I don't know what I expected to see. An animal I suppose. Maybe a vehicle of some kind. Not what I saw, that's for sure.

It was a brick building. Most of the bricks were darkened to a molasses color with age but the ones in the windows were a classic terra cotta. Those bricked-over arched windows had given the impression of eyes and eyebrows a moment before. The building didn't only have eyes. Its stone foundation had split in two and was working like a pair of stumpy legs. Bricks, glass, ivy, and dirt fell to the ground as it took gargantuan footsteps.

I recognized it. The empty old building on 5th and Main. It's not on 5th and Main anymore. At the moment it was lumbering down the middle of Main St.

At the next moment it was out of my sight. I heard it recede into the distance. There was a thundering splash when it reached the river. Then there was only the ringing in my ears and the ringing of car alarms.

After some time passed I came out of my hiding place and headed up the hill. Sure enough, there was a big empty space when I came to 5th St. The building was cleanly removed from the ground like a pulled tooth. There were severed pipes and cables but barely a scrap of the foundation. The building next door was intact too. I could see the silhouette where its companion had stood all those years.

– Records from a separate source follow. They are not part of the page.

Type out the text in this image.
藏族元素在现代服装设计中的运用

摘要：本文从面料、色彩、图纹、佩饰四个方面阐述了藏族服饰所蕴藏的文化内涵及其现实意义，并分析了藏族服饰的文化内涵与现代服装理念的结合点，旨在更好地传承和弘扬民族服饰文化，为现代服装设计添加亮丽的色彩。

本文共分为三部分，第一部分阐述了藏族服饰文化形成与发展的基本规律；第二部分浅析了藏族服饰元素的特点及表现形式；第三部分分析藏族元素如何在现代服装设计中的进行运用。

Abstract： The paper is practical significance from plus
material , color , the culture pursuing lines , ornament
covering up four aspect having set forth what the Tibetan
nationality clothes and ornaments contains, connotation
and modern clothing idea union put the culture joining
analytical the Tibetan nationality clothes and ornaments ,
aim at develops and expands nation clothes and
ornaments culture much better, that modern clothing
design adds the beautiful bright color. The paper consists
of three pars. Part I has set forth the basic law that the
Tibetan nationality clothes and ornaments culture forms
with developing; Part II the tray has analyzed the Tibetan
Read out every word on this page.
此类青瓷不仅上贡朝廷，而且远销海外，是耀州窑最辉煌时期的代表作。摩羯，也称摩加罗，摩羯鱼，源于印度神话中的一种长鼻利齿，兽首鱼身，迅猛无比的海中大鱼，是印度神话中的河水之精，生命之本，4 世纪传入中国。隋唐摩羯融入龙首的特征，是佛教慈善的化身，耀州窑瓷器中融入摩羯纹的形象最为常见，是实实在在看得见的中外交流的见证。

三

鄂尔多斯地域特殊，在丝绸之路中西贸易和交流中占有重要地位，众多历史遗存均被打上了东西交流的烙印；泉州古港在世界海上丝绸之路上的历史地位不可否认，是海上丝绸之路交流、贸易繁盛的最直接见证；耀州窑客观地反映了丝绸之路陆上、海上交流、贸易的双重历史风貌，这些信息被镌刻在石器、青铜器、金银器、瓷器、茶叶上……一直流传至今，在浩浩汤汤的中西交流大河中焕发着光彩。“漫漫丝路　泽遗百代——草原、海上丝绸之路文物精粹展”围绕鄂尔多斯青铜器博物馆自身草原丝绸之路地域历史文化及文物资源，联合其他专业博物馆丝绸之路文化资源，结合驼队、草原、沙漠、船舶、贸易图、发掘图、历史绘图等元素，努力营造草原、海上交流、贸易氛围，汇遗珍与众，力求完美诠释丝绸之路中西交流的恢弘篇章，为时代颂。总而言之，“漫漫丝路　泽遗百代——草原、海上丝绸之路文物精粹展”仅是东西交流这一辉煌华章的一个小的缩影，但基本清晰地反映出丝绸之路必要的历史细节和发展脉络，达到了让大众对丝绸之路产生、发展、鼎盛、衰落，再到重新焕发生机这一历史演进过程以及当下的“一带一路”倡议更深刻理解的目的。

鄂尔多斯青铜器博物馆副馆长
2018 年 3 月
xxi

Then I just walked home. It seemed like the only thing to do at the time. It was getting colder. The sky had turned lamp-post grey. My day didn't feel free anymore.

On the way back I saw a commotion at the school. The stone was in pieces on the ground. Men were shouting over who was at fault. Children were weeping. Now they'd never know why it had a face.

That's what happened. I was there to see it. A lot of people were but nobody wants to say what happened. I don't know if I'll ever learn how or why it happened but it did happen.

I see that face often. I remember that toothless, lipless grin standing out from the chalky stone. I imagine it understands. It smiles because it's amused by the hopeless mortals who search for explanations in a world they'll never comprehend.